In fact, aside from McDormand and fellow actor David Strathairn, the cast is made up of real life vandwellers, several of whom were featured in Bruder’s book, including Bob Wells, who runs a popular YouTube channel called CheapRVliving and a non-profit called Homes on Wheels Alliance to help people transition to the lifestyle. Wells also hosts the Rubber Tramp Rendezvous, a two-week gathering of nomads in Quartzsite, Arizona, where folks take workshops, trade wares, and meet fellow travelers.
Zhao artfully showcases both the supportive community of vandwellers and the intense isolation of the lifestyle. Fern’s loneliness is magnified against the stunning natural landscapes she visits, like Badlands National Park and Sequoia National Park. Though the film shies away from overt political messaging, viewers can’t help but contrast the stunning geography of America with the country’s failure to provide a social safety net for its most vulnerable. Grief is a recurring theme in the film, both the personal grief of losing a loved one and the larger cultural grief of the American Dream. So many of these vandwellers spent their lives working hard, and thanks to the ruthlessness of capitalism, they are left with nothing. It’s an American tragedy we’ve seen time and time again, like a modern day take on Steinbeck’s The Grapes of Wrath.

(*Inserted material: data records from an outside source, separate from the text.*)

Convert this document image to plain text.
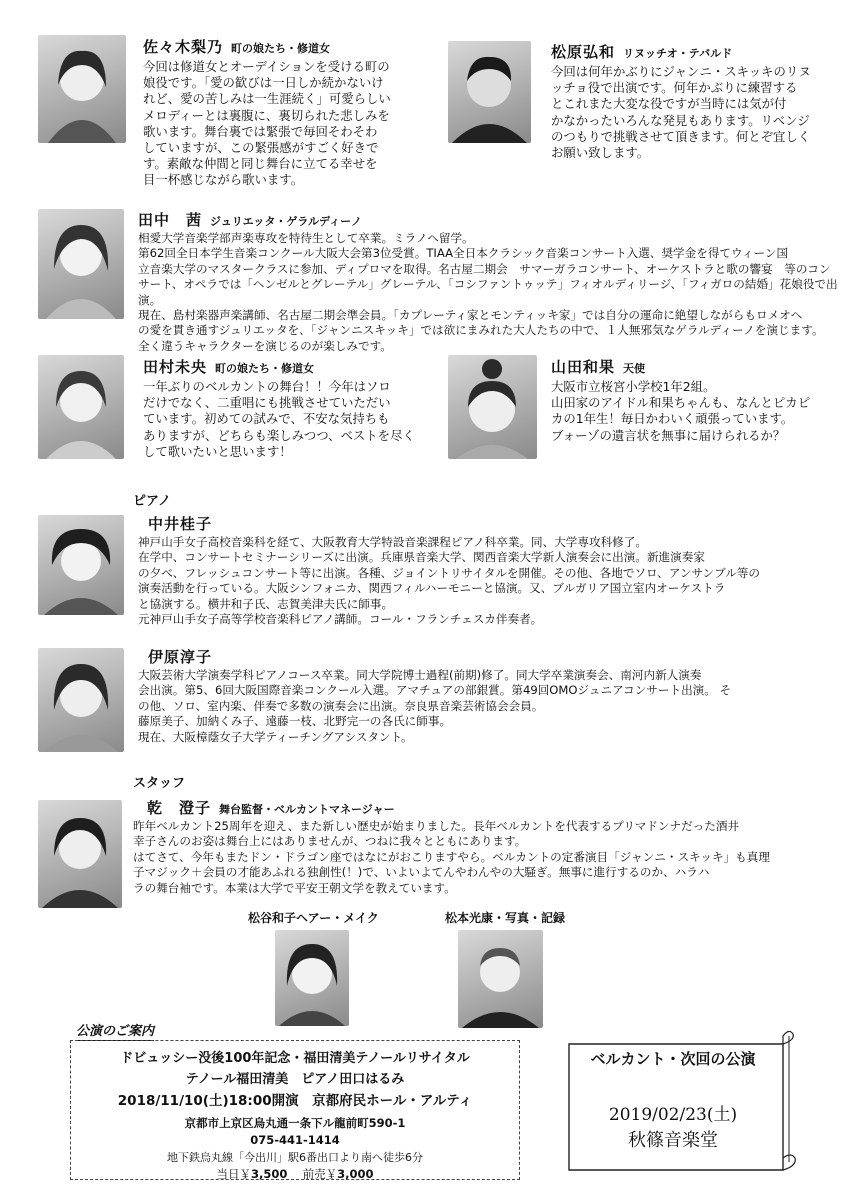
佐々木梨乃 町の娘たち・修道女

今回は修道女とオーデイションを受ける町の
娘役です。「愛の歓びは一日しか続かないけ
れど、愛の苦しみは一生涯続く」可愛らしい
メロディーとは裏腹に、裏切られた悲しみを
歌います。舞台裏では緊張で毎回そわそわ
していますが、この緊張感がすごく好きで
す。素敵な仲間と同じ舞台に立てる幸せを
目一杯感じながら歌います。

松原弘和 リヌッチオ・テバルド

今回は何年かぶりにジャンニ・スキッキのリヌ
ッチョ役で出演です。何年かぶりに練習する
とこれまた大変な役ですが当時には気が付
かなかったいろんな発見もあります。リベンジ
のつもりで挑戦させて頂きます。何とぞ宜しく
お願い致します。

田中　茜 ジュリエッタ・ゲラルディーノ

相愛大学音楽学部声楽専攻を特待生として卒業。ミラノへ留学。
第62回全日本学生音楽コンクール大阪大会第3位受賞。TIAA全日本クラシック音楽コンサート入選、奨学金を得てウィーン国
立音楽大学のマスタークラスに参加、ディプロマを取得。名古屋二期会　サマーガラコンサート、オーケストラと歌の響宴　等のコン
サート、オペラでは「ヘンゼルとグレーテル」グレーテル、「コシファントゥッテ」フィオルディリージ、「フィガロの結婚」花娘役で出演。
現在、島村楽器声楽講師、名古屋二期会準会員。「カプレーティ家とモンティッキ家」では自分の運命に絶望しながらもロメオへ
の愛を貫き通すジュリエッタを、「ジャンニスキッキ」では欲にまみれた大人たちの中で、１人無邪気なゲラルディーノを演じます。
全く違うキャラクターを演じるのが楽しみです。

田村未央 町の娘たち・修道女

一年ぶりのベルカントの舞台！！今年はソロ
だけでなく、二重唱にも挑戦させていただい
ています。初めての試みで、不安な気持ちも
ありますが、どちらも楽しみつつ、ベストを尽く
して歌いたいと思います！

山田和果 天使

大阪市立桜宮小学校1年2組。
山田家のアイドル和果ちゃんも、なんとピカピ
カの1年生！毎日かわいく頑張っています。
ブォーゾの遺言状を無事に届けられるか？

ピアノ
中井桂子

神戸山手女子高校音楽科を経て、大阪教育大学特設音楽課程ピアノ科卒業。同、大学専攻科修了。
在学中、コンサートセミナーシリーズに出演。兵庫県音楽大学、関西音楽大学新人演奏会に出演。新進演奏家
の夕べ、フレッシュコンサート等に出演。各種、ジョイントリサイタルを開催。その他、各地でソロ、アンサンブル等の
演奏活動を行っている。大阪シンフォニカ、関西フィルハーモニーと協演。又、ブルガリア国立室内オーケストラ
と協演する。横井和子氏、志賀美津夫氏に師事。
元神戸山手女子高等学校音楽科ピアノ講師。コール・フランチェスカ伴奏者。

伊原淳子

大阪芸術大学演奏学科ピアノコース卒業。同大学院博士過程(前期)修了。同大学卒業演奏会、南河内新人演奏
会出演。第5、6回大阪国際音楽コンクール入選。アマチュアの部銀賞。第49回OMOジュニアコンサート出演。 そ
の他、ソロ、室内楽、伴奏で多数の演奏会に出演。奈良県音楽芸術協会会員。
藤原美子、加納くみ子、遠藤一枝、北野完一の各氏に師事。
現在、大阪樟蔭女子大学ティーチングアシスタント。

スタッフ
乾　澄子 舞台監督・ベルカントマネージャー

昨年ベルカント25周年を迎え、また新しい歴史が始まりました。長年ベルカントを代表するプリマドンナだった酒井
幸子さんのお姿は舞台上にはありませんが、つねに我々とともにあります。
はてさて、今年もまたドン・ドラゴン座ではなにがおこりますやら。ベルカントの定番演目「ジャンニ・スキッキ」も真理
子マジック＋会員の才能あふれる独創性(！)で、いよいよてんやわんやの大騒ぎ。無事に進行するのか、ハラハ
ラの舞台袖です。本業は大学で平安王朝文学を教えています。

松谷和子ヘアー・メイク	松本光康・写真・記録
公演のご案内
ドビュッシー没後100年記念・福田清美テノールリサイタル
テノール福田清美　ピアノ田口はるみ
2018/11/10(土)18:00開演　京都府民ホール・アルティ
京都市上京区烏丸通一条下ル龍前町590-1
075-441-1414
地下鉄烏丸線「今出川」駅6番出口より南へ徒歩6分
当日￥3,500　 前売￥3,000
ベルカント・次回の公演
2019/02/23(土)
秋篠音楽堂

And while these landscapes function as a co-star of sorts, it’s McDormand’s performance that takes your breath away. As Fern, she struggles with grief on multiple levels. Fern is faced with not only the death of her husband, but the death of Empire, Nevada, the town she called home. Empire was built around the US Gypsum plant that manufactured sheetrock, and the closing of the factory decimated the company town. A mere six months after the factory closed, the town’s zip code was discontinued.

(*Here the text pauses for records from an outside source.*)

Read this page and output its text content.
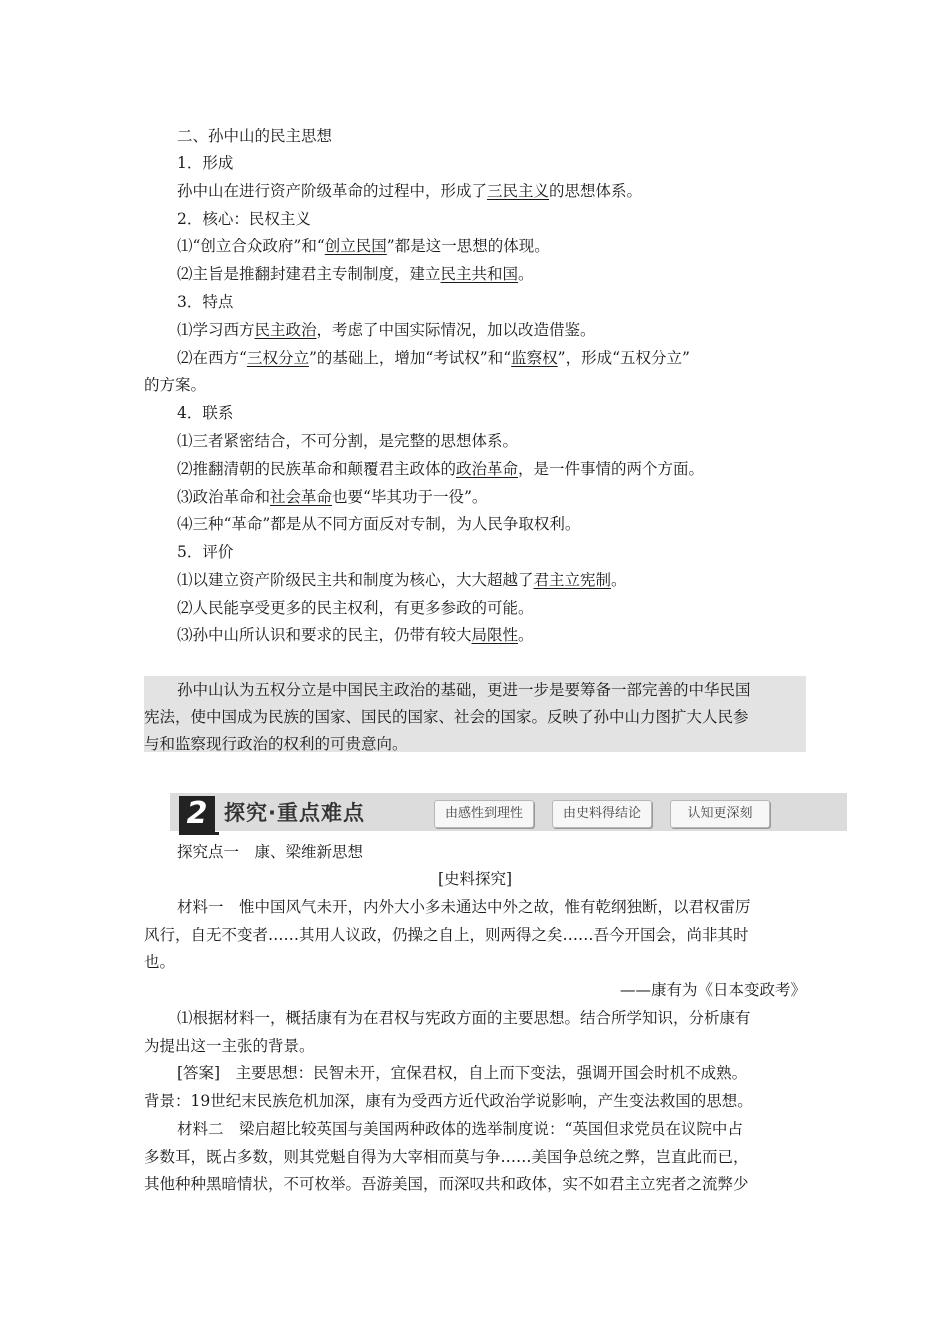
二、孙中山的民主思想
1．形成
孙中山在进行资产阶级革命的过程中，形成了三民主义的思想体系。
2．核心：民权主义
⑴“创立合众政府”和“创立民国”都是这一思想的体现。
⑵主旨是推翻封建君主专制制度，建立民主共和国。
3．特点
⑴学习西方民主政治，考虑了中国实际情况，加以改造借鉴。
⑵在西方“三权分立”的基础上，增加“考试权”和“监察权”，形成“五权分立”
的方案。
4．联系
⑴三者紧密结合，不可分割，是完整的思想体系。
⑵推翻清朝的民族革命和颠覆君主政体的政治革命，是一件事情的两个方面。
⑶政治革命和社会革命也要“毕其功于一役”。
⑷三种“革命”都是从不同方面反对专制，为人民争取权利。
5．评价
⑴以建立资产阶级民主共和制度为核心，大大超越了君主立宪制。
⑵人民能享受更多的民主权利，有更多参政的可能。
⑶孙中山所认识和要求的民主，仍带有较大局限性。
孙中山认为五权分立是中国民主政治的基础，更进一步是要筹备一部完善的中华民国
宪法，使中国成为民族的国家、国民的国家、社会的国家。反映了孙中山力图扩大人民参
与和监察现行政治的权利的可贵意向。
2 探究·重点难点	由感性到理性	由史料得结论	认知更深刻
探究点一　康、梁维新思想
[史料探究]
材料一　惟中国风气未开，内外大小多未通达中外之故，惟有乾纲独断，以君权雷厉
风行，自无不变者……其用人议政，仍操之自上，则两得之矣……吾今开国会，尚非其时
也。
——康有为《日本变政考》
⑴根据材料一，概括康有为在君权与宪政方面的主要思想。结合所学知识，分析康有
为提出这一主张的背景。
[答案]　主要思想：民智未开，宜保君权，自上而下变法，强调开国会时机不成熟。
背景：19世纪末民族危机加深，康有为受西方近代政治学说影响，产生变法救国的思想。
材料二　梁启超比较英国与美国两种政体的选举制度说：“英国但求党员在议院中占
多数耳，既占多数，则其党魁自得为大宰相而莫与争……美国争总统之弊，岂直此而已，
其他种种黑暗情状，不可枚举。吾游美国，而深叹共和政体，实不如君主立宪者之流弊少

Perhaps it is why Fern keeps on driving and refuses to put down roots. And while she remains friendly and amiable to the characters she encounters on her journey, she remains committed to the road. “I’m not homeless. I’m just houseless,” Fern tells a friend at the beginning of the film. But what do you call home when your hometown becomes a ghost town?
With its haunting beauty and stirring performances, Nomadland may be the best film of the year. It’s already racked up awards like the Golden Lion at the Venice Film Festival, and has garnered 4 Golden Globe nominations. Academy Award nominations are sure to follow. As for Zhao, her next film, Marvel’s Eternals, will be quite a departure from the indie sensibility of Nomadland. But if Nomadland is anything to go on, she may deliver the most artful MCU film ever.
Nomadland is currently streaming on Hulu.